Is it time for a smartphone kill switch?

Kudos to the California state senior who plans to introduce a bill this month that will require phone makers to install a true “kill switch” on smartphones, which would block stolen phones from being reactivated and make them less valuable to thieves.

The comes a months after the top four US cellcos and CTIA rejected a proposal by Samsung to install Absolute LoJack anti-theft software, arguing that “it isn't the answer because it could allow a hacker to disable someone's phone”.

This is an obvious case of the telcos putting their collective heads in the sand on a $30 billion problem. The FCC says more than 30% of robberies in the US involve phone theft. In San Francisco, that figure is closer to 50%. Last year 121 million handsets were stolen, according to IDC.

San Francisco’s district attorney, New York’s attorney general and other law enforcement officials have been calling for handset makers to install a built-in anti-theft mechanism to combat rising smartphone thefts.

But their push has been thwarted by the telcos.
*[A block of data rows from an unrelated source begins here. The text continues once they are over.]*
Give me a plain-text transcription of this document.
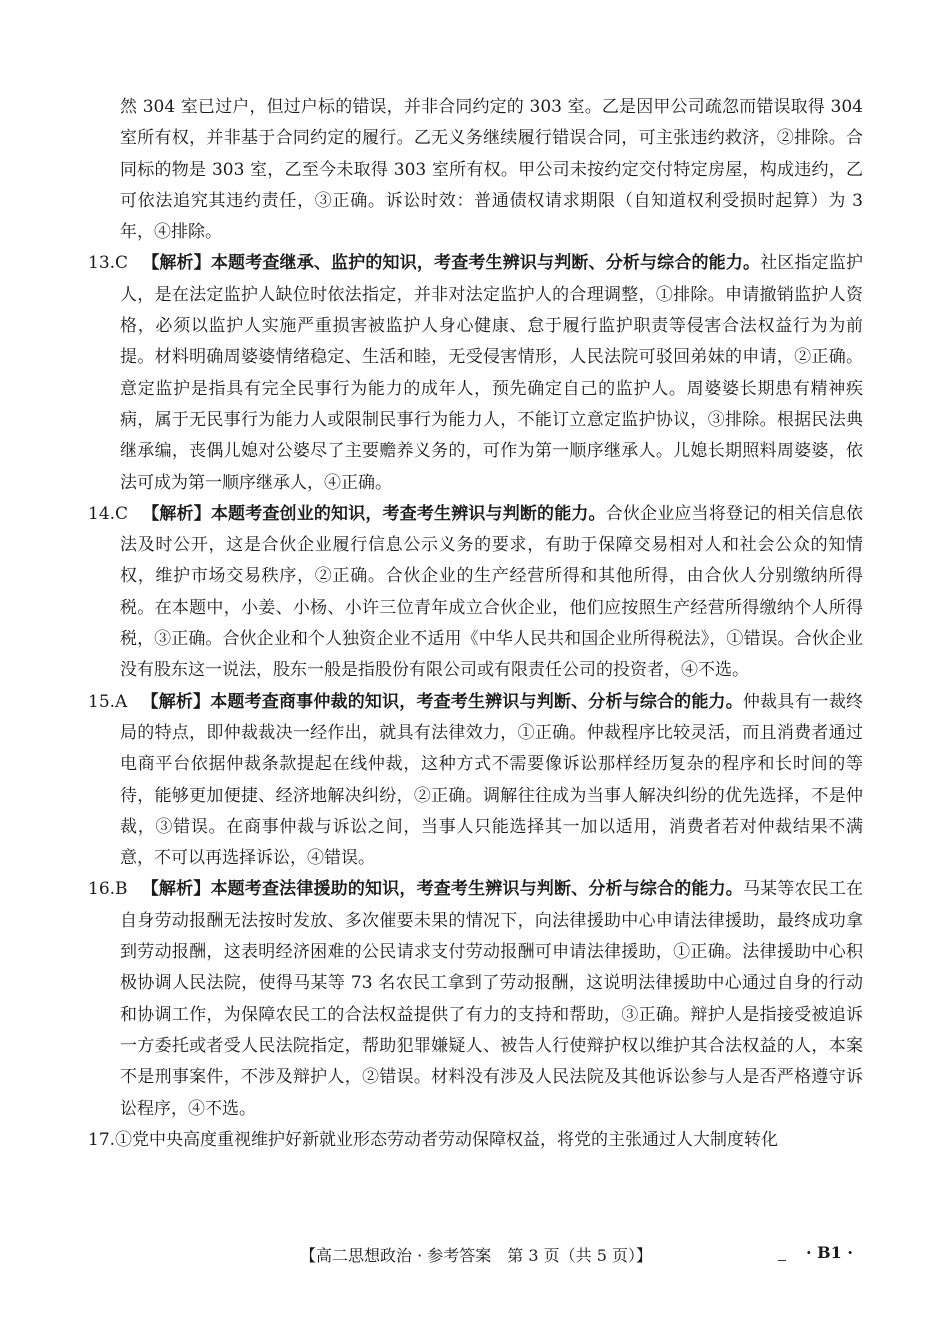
然 304 室已过户，但过户标的错误，并非合同约定的 303 室。乙是因甲公司疏忽而错误取得 304 室所有权，并非基于合同约定的履行。乙无义务继续履行错误合同，可主张违约救济，②排除。合同标的物是 303 室，乙至今未取得 303 室所有权。甲公司未按约定交付特定房屋，构成违约，乙可依法追究其违约责任，③正确。诉讼时效：普通债权请求期限（自知道权利受损时起算）为 3 年，④排除。

13.C 【解析】本题考查继承、监护的知识，考查考生辨识与判断、分析与综合的能力。社区指定监护人，是在法定监护人缺位时依法指定，并非对法定监护人的合理调整，①排除。申请撤销监护人资格，必须以监护人实施严重损害被监护人身心健康、怠于履行监护职责等侵害合法权益行为为前提。材料明确周婆婆情绪稳定、生活和睦，无受侵害情形，人民法院可驳回弟妹的申请，②正确。意定监护是指具有完全民事行为能力的成年人，预先确定自己的监护人。周婆婆长期患有精神疾病，属于无民事行为能力人或限制民事行为能力人，不能订立意定监护协议，③排除。根据民法典继承编，丧偶儿媳对公婆尽了主要赡养义务的，可作为第一顺序继承人。儿媳长期照料周婆婆，依法可成为第一顺序继承人，④正确。

14.C 【解析】本题考查创业的知识，考查考生辨识与判断的能力。合伙企业应当将登记的相关信息依法及时公开，这是合伙企业履行信息公示义务的要求，有助于保障交易相对人和社会公众的知情权，维护市场交易秩序，②正确。合伙企业的生产经营所得和其他所得，由合伙人分别缴纳所得税。在本题中，小姜、小杨、小许三位青年成立合伙企业，他们应按照生产经营所得缴纳个人所得税，③正确。合伙企业和个人独资企业不适用《中华人民共和国企业所得税法》，①错误。合伙企业没有股东这一说法，股东一般是指股份有限公司或有限责任公司的投资者，④不选。

15.A 【解析】本题考查商事仲裁的知识，考查考生辨识与判断、分析与综合的能力。仲裁具有一裁终局的特点，即仲裁裁决一经作出，就具有法律效力，①正确。仲裁程序比较灵活，而且消费者通过电商平台依据仲裁条款提起在线仲裁，这种方式不需要像诉讼那样经历复杂的程序和长时间的等待，能够更加便捷、经济地解决纠纷，②正确。调解往往成为当事人解决纠纷的优先选择，不是仲裁，③错误。在商事仲裁与诉讼之间，当事人只能选择其一加以适用，消费者若对仲裁结果不满意，不可以再选择诉讼，④错误。

16.B 【解析】本题考查法律援助的知识，考查考生辨识与判断、分析与综合的能力。马某等农民工在自身劳动报酬无法按时发放、多次催要未果的情况下，向法律援助中心申请法律援助，最终成功拿到劳动报酬，这表明经济困难的公民请求支付劳动报酬可申请法律援助，①正确。法律援助中心积极协调人民法院，使得马某等 73 名农民工拿到了劳动报酬，这说明法律援助中心通过自身的行动和协调工作，为保障农民工的合法权益提供了有力的支持和帮助，③正确。辩护人是指接受被追诉一方委托或者受人民法院指定，帮助犯罪嫌疑人、被告人行使辩护权以维护其合法权益的人，本案不是刑事案件，不涉及辩护人，②错误。材料没有涉及人民法院及其他诉讼参与人是否严格遵守诉讼程序，④不选。

17.①党中央高度重视维护好新就业形态劳动者劳动保障权益，将党的主张通过人大制度转化

【高二思想政治 · 参考答案　第 3 页（共 5 页）】	· B1 ·
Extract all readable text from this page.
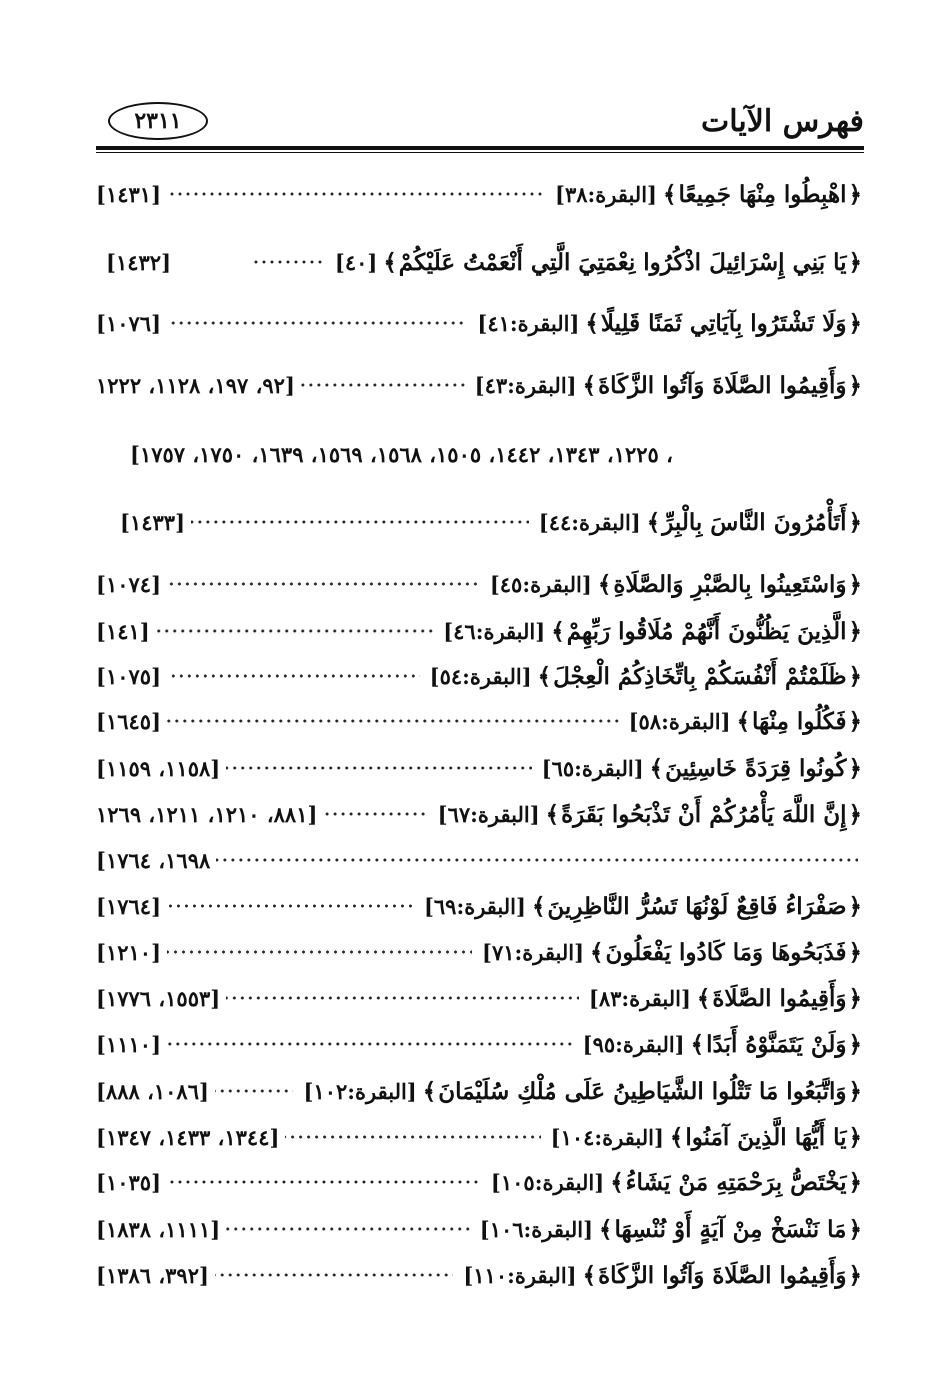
فهرس الآيات
٢٣١١
﴿
اهْبِطُوا مِنْهَا جَمِيعًا
﴾
[البقرة:٣٨]
[١٤٣١]
﴿
يَا بَنِي إِسْرَائِيلَ اذْكُرُوا نِعْمَتِيَ الَّتِي أَنْعَمْتُ عَلَيْكُمْ
﴾
[٤٠]
[١٤٣٢]
﴿
وَلَا تَشْتَرُوا بِآيَاتِي ثَمَنًا قَلِيلًا
﴾
[البقرة:٤١]
[١٠٧٦]
﴿
وَأَقِيمُوا الصَّلَاةَ وَآتُوا الزَّكَاةَ
﴾
[البقرة:٤٣]
[٩٢، ١٩٧، ١١٢٨، ١٢٢٢
، ١٢٢٥، ١٣٤٣، ١٤٤٢، ١٥٠٥، ١٥٦٨، ١٥٦٩، ١٦٣٩، ١٧٥٠، ١٧٥٧]
﴿
أَتَأْمُرُونَ النَّاسَ بِالْبِرِّ
﴾
[البقرة:٤٤]
[١٤٣٣]
﴿
وَاسْتَعِينُوا بِالصَّبْرِ وَالصَّلَاةِ
﴾
[البقرة:٤٥]
[١٠٧٤]
﴿
الَّذِينَ يَظُنُّونَ أَنَّهُمْ مُلَاقُوا رَبِّهِمْ
﴾
[البقرة:٤٦]
[١٤١]
﴿
ظَلَمْتُمْ أَنْفُسَكُمْ بِاتِّخَاذِكُمُ الْعِجْلَ
﴾
[البقرة:٥٤]
[١٠٧٥]
﴿
فَكُلُوا مِنْهَا
﴾
[البقرة:٥٨]
[١٦٤٥]
﴿
كُونُوا قِرَدَةً خَاسِئِينَ
﴾
[البقرة:٦٥]
[١١٥٨، ١١٥٩]
﴿
إِنَّ اللَّهَ يَأْمُرُكُمْ أَنْ تَذْبَحُوا بَقَرَةً
﴾
[البقرة:٦٧]
[٨٨١، ١٢١٠، ١٢١١، ١٢٦٩
١٦٩٨، ١٧٦٤]
﴿
صَفْرَاءُ فَاقِعٌ لَوْنُهَا تَسُرُّ النَّاظِرِينَ
﴾
[البقرة:٦٩]
[١٧٦٤]
﴿
فَذَبَحُوهَا وَمَا كَادُوا يَفْعَلُونَ
﴾
[البقرة:٧١]
[١٢١٠]
﴿
وَأَقِيمُوا الصَّلَاةَ
﴾
[البقرة:٨٣]
[١٥٥٣، ١٧٧٦]
﴿
وَلَنْ يَتَمَنَّوْهُ أَبَدًا
﴾
[البقرة:٩٥]
[١١١٠]
﴿
وَاتَّبَعُوا مَا تَتْلُوا الشَّيَاطِينُ عَلَى مُلْكِ سُلَيْمَانَ
﴾
[البقرة:١٠٢]
[١٠٨٦، ٨٨٨]
﴿
يَا أَيُّهَا الَّذِينَ آمَنُوا
﴾
[البقرة:١٠٤]
[١٣٤٤، ١٤٣٣، ١٣٤٧]
﴿
يَخْتَصُّ بِرَحْمَتِهِ مَنْ يَشَاءُ
﴾
[البقرة:١٠٥]
[١٠٣٥]
﴿
مَا نَنْسَخْ مِنْ آيَةٍ أَوْ نُنْسِهَا
﴾
[البقرة:١٠٦]
[١١١١، ١٨٣٨]
﴿
وَأَقِيمُوا الصَّلَاةَ وَآتُوا الزَّكَاةَ
﴾
[البقرة:١١٠]
[٣٩٢، ١٣٨٦]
According an August email from a senior Samsung executive to a software developer, Samsung had pre-installed kill switch software in some smartphones ready for shipment, but carriers ordered their removal as a standard feature, CTV News reported.

Apple introduced the “activation lock” with iOS 7 in the fall, which some security experts say is the first kill switch that meets law enforcement's desire to protect iPhone users - and they suggest other smartphone manufacturers should do the same.

The question is will it satisfy the big four carriers, the CTIA and GSM? I guess that depends on how big the threat is of hackers actually being able to disable handsets with a kill switch.